Viel Zuspruch beflügelt

Der Einsatz hat sich gelohnt. Von allen 30 Projekten, die an dem Crowdfunding-Contest teilgenommen haben, konnte „Watertuun“ die meisten Unterstützer aufweisen. Dafür gab es nochmal 10 000 Euro extra. „Wir waren echt überwältigt. Wir hätten nie gedacht, dass es gleich so gut klappt. Der Zuspruch von vielen Menschen hat uns sehr beflügelt“, erinnert sich Denis Kapieske.

Mit einem Startguthaben von knapp 24 000 Euro legten die Studierenden los und bauten eine kleine Hinterhofanlage auf, die sie zwei Jahre lang betrieben. Denn einen Standort für eine größere Anlage zu finden, war gar nicht so einfach. „Wir haben sehr lange gesucht. Das Bauamt war auch mal nicht mit unseren Plänen einverstanden.“ Aber vor einem Jahr haben die Watertuuntjers, wie sie sich selbst nennen, ein Gebäude in der Überseestadt gemietet und eine Aquakulturanlage in den Keller und das Erdgeschoss gebaut. Außerdem haben sie ein Gewächshaus in Fulda erstanden, um darin Pflanzen vorzuziehen. „Es hat lange gedauert bis wir die Baugenehmigung bekommen haben, aber inzwischen steht der Stahlrahmen in Bremen und wir wollen bis März/April das Glas drinhaben“, so Denis Kapieske.

Forschung und Bildung

Umweltbildung und Forschungsprojekte sollen bei Watertuun auch laufen. „Lucas Lansing studiert ja noch zusätzlich auf Lehramt. Er hat ein Lehrkonzept ausgearbeitet. Es hatte sich auch schon eine erste Klasse angemeldet, aber dann kam der Lockdown.“ Auch ein Forschungsvorhaben, das für drei Jahre vom Bundesministerium für Bildung und Forschung (BMBF) finanziert wird, ist coronabedingt um ein Jahr verschoben worden. An dem Projekt sind die Hochschulen Bremen und Bremerhaven, das Alfred-Wegener-Institut Bremerhaven und sechs Unternehmen beteiligt. Es geht darum, die Aquaponik-Technologie weiterzuentwickeln.
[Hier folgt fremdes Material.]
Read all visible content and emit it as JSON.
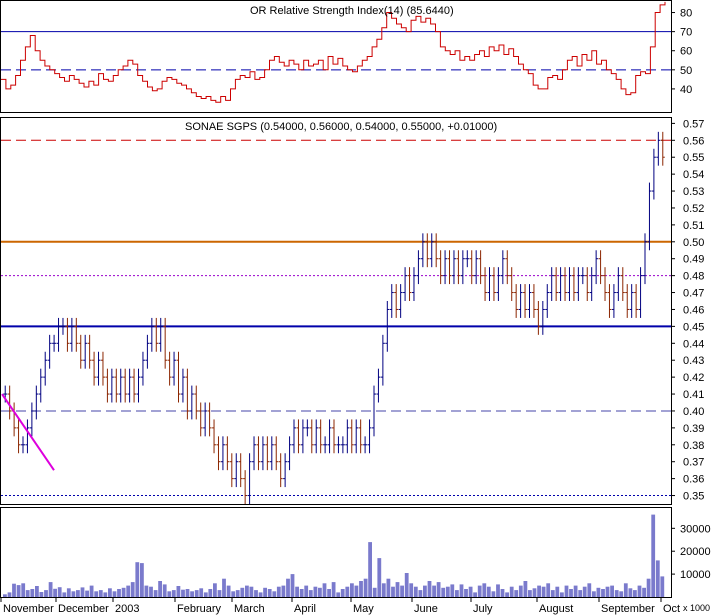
{
  "chart_data": [
    {
      "type": "line",
      "title": "OR Relative Strength Index(14) (85.6440)",
      "ylim": [
        30,
        85
      ],
      "yticks": [
        40,
        50,
        60,
        70,
        80
      ],
      "reference_lines": [
        {
          "value": 70,
          "style": "solid",
          "color": "#0000aa"
        },
        {
          "value": 50,
          "style": "dashed",
          "color": "#0000aa"
        }
      ],
      "series": [
        {
          "color": "#cc0000",
          "values": [
            45,
            40,
            42,
            47,
            55,
            62,
            68,
            60,
            55,
            52,
            50,
            48,
            46,
            44,
            47,
            45,
            43,
            41,
            44,
            42,
            48,
            45,
            44,
            47,
            50,
            52,
            55,
            53,
            47,
            44,
            41,
            39,
            40,
            44,
            46,
            45,
            43,
            42,
            40,
            38,
            36,
            35,
            36,
            34,
            33,
            36,
            34,
            40,
            45,
            47,
            46,
            49,
            45,
            46,
            50,
            55,
            57,
            54,
            52,
            55,
            53,
            50,
            55,
            52,
            53,
            55,
            50,
            57,
            53,
            56,
            52,
            50,
            49,
            52,
            55,
            57,
            62,
            66,
            72,
            80,
            77,
            74,
            72,
            70,
            76,
            78,
            75,
            77,
            74,
            70,
            62,
            60,
            58,
            60,
            55,
            57,
            55,
            58,
            60,
            57,
            62,
            60,
            63,
            58,
            61,
            57,
            53,
            50,
            48,
            42,
            40,
            40,
            46,
            47,
            45,
            50,
            55,
            57,
            52,
            58,
            55,
            60,
            53,
            55,
            50,
            48,
            45,
            40,
            37,
            38,
            47,
            49,
            48,
            62,
            80,
            84,
            85.6
          ]
        }
      ]
    },
    {
      "type": "candlestick",
      "title": "SONAE SGPS (0.54000, 0.56000, 0.54000, 0.55000, +0.01000)",
      "ylim": [
        0.345,
        0.572
      ],
      "yticks": [
        0.35,
        0.36,
        0.37,
        0.38,
        0.39,
        0.4,
        0.41,
        0.42,
        0.43,
        0.44,
        0.45,
        0.46,
        0.47,
        0.48,
        0.49,
        0.5,
        0.51,
        0.52,
        0.53,
        0.54,
        0.55,
        0.56,
        0.57
      ],
      "reference_lines": [
        {
          "value": 0.56,
          "style": "dashed",
          "color": "#cc0000"
        },
        {
          "value": 0.5,
          "style": "solid",
          "color": "#cc6600"
        },
        {
          "value": 0.48,
          "style": "dotted",
          "color": "#9900cc"
        },
        {
          "value": 0.45,
          "style": "solid",
          "color": "#0000aa"
        },
        {
          "value": 0.4,
          "style": "dashed",
          "color": "#4444aa"
        },
        {
          "value": 0.35,
          "style": "dotted",
          "color": "#0000aa"
        }
      ],
      "closes": [
        0.41,
        0.4,
        0.39,
        0.38,
        0.38,
        0.39,
        0.4,
        0.41,
        0.42,
        0.43,
        0.44,
        0.44,
        0.45,
        0.45,
        0.44,
        0.45,
        0.44,
        0.43,
        0.44,
        0.43,
        0.42,
        0.43,
        0.42,
        0.41,
        0.42,
        0.41,
        0.42,
        0.41,
        0.42,
        0.41,
        0.42,
        0.43,
        0.44,
        0.45,
        0.44,
        0.45,
        0.43,
        0.42,
        0.43,
        0.41,
        0.42,
        0.4,
        0.41,
        0.4,
        0.39,
        0.4,
        0.39,
        0.38,
        0.37,
        0.38,
        0.37,
        0.36,
        0.37,
        0.36,
        0.35,
        0.37,
        0.38,
        0.37,
        0.38,
        0.37,
        0.38,
        0.37,
        0.36,
        0.37,
        0.38,
        0.39,
        0.38,
        0.39,
        0.39,
        0.38,
        0.39,
        0.38,
        0.38,
        0.39,
        0.38,
        0.38,
        0.38,
        0.39,
        0.38,
        0.39,
        0.38,
        0.38,
        0.39,
        0.41,
        0.42,
        0.44,
        0.46,
        0.47,
        0.46,
        0.47,
        0.48,
        0.47,
        0.48,
        0.49,
        0.5,
        0.49,
        0.5,
        0.49,
        0.48,
        0.49,
        0.48,
        0.49,
        0.48,
        0.49,
        0.49,
        0.48,
        0.49,
        0.48,
        0.47,
        0.48,
        0.47,
        0.48,
        0.49,
        0.48,
        0.47,
        0.46,
        0.47,
        0.46,
        0.47,
        0.46,
        0.45,
        0.46,
        0.47,
        0.48,
        0.47,
        0.48,
        0.47,
        0.48,
        0.47,
        0.48,
        0.48,
        0.47,
        0.48,
        0.49,
        0.48,
        0.47,
        0.46,
        0.47,
        0.48,
        0.47,
        0.46,
        0.47,
        0.46,
        0.48,
        0.5,
        0.53,
        0.55,
        0.56,
        0.55
      ]
    },
    {
      "type": "bar",
      "ylim": [
        0,
        38000
      ],
      "yticks": [
        10000,
        20000,
        30000
      ],
      "unit_label": "x 1000",
      "values": [
        1200,
        2000,
        5800,
        5200,
        6000,
        3000,
        3500,
        4800,
        2200,
        3000,
        6500,
        3600,
        4300,
        2000,
        3800,
        2500,
        3000,
        4200,
        2800,
        5000,
        2500,
        3000,
        2000,
        3800,
        2500,
        3500,
        4000,
        5000,
        6500,
        15200,
        14800,
        5000,
        4500,
        3000,
        7000,
        5500,
        2500,
        3000,
        4800,
        3200,
        3500,
        2500,
        3000,
        3800,
        2000,
        3500,
        6000,
        3000,
        8000,
        5000,
        2500,
        3000,
        4000,
        5000,
        4500,
        3000,
        2000,
        4000,
        3500,
        2500,
        4500,
        5000,
        8000,
        10000,
        4500,
        3500,
        5000,
        3000,
        4500,
        4000,
        6000,
        3500,
        6500,
        2000,
        3500,
        4500,
        6000,
        5000,
        7000,
        8000,
        24000,
        4000,
        17000,
        6000,
        8000,
        4500,
        6500,
        5000,
        10500,
        6000,
        4500,
        3000,
        5000,
        7000,
        5000,
        6500,
        4000,
        4500,
        5500,
        3000,
        5500,
        3500,
        4500,
        2000,
        5000,
        6000,
        4500,
        2500,
        5500,
        3500,
        2000,
        4500,
        3000,
        5000,
        7000,
        3000,
        3800,
        5000,
        4500,
        6000,
        3000,
        4500,
        2000,
        5000,
        3500,
        5000,
        3000,
        4500,
        6000,
        2500,
        4000,
        3500,
        4500,
        5000,
        3000,
        2500,
        6000,
        3800,
        3000,
        5000,
        4000,
        8000,
        36000,
        16000,
        9000
      ]
    }
  ],
  "x_axis": {
    "labels": [
      "November",
      "December",
      "2003",
      "February",
      "March",
      "April",
      "May",
      "June",
      "July",
      "August",
      "September",
      "Oct"
    ]
  }
}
Die Watertuuntjer feilen zurzeit an Ideen, wie sie das Jahr überbrücken bis die Förderung kommt. „Vielleicht starten wir einen Verein oder wir verkaufen einige unserer Produkte, aber das wird nicht reichen. Dafür ist die Anlage zu klein“, überlegt Denis Kapieske. Ein Konzept für eine größere Anlage entwirft er derzeit für seine Masterarbeit. Wird dieses zusammen mit Umweltbildungsangeboten bei Watertuun Wirklichkeit, könnte der 32-Jährige sein Ziel durchaus erreichen und Watertuun ihm eine komplette berufliche Perspektive bieten.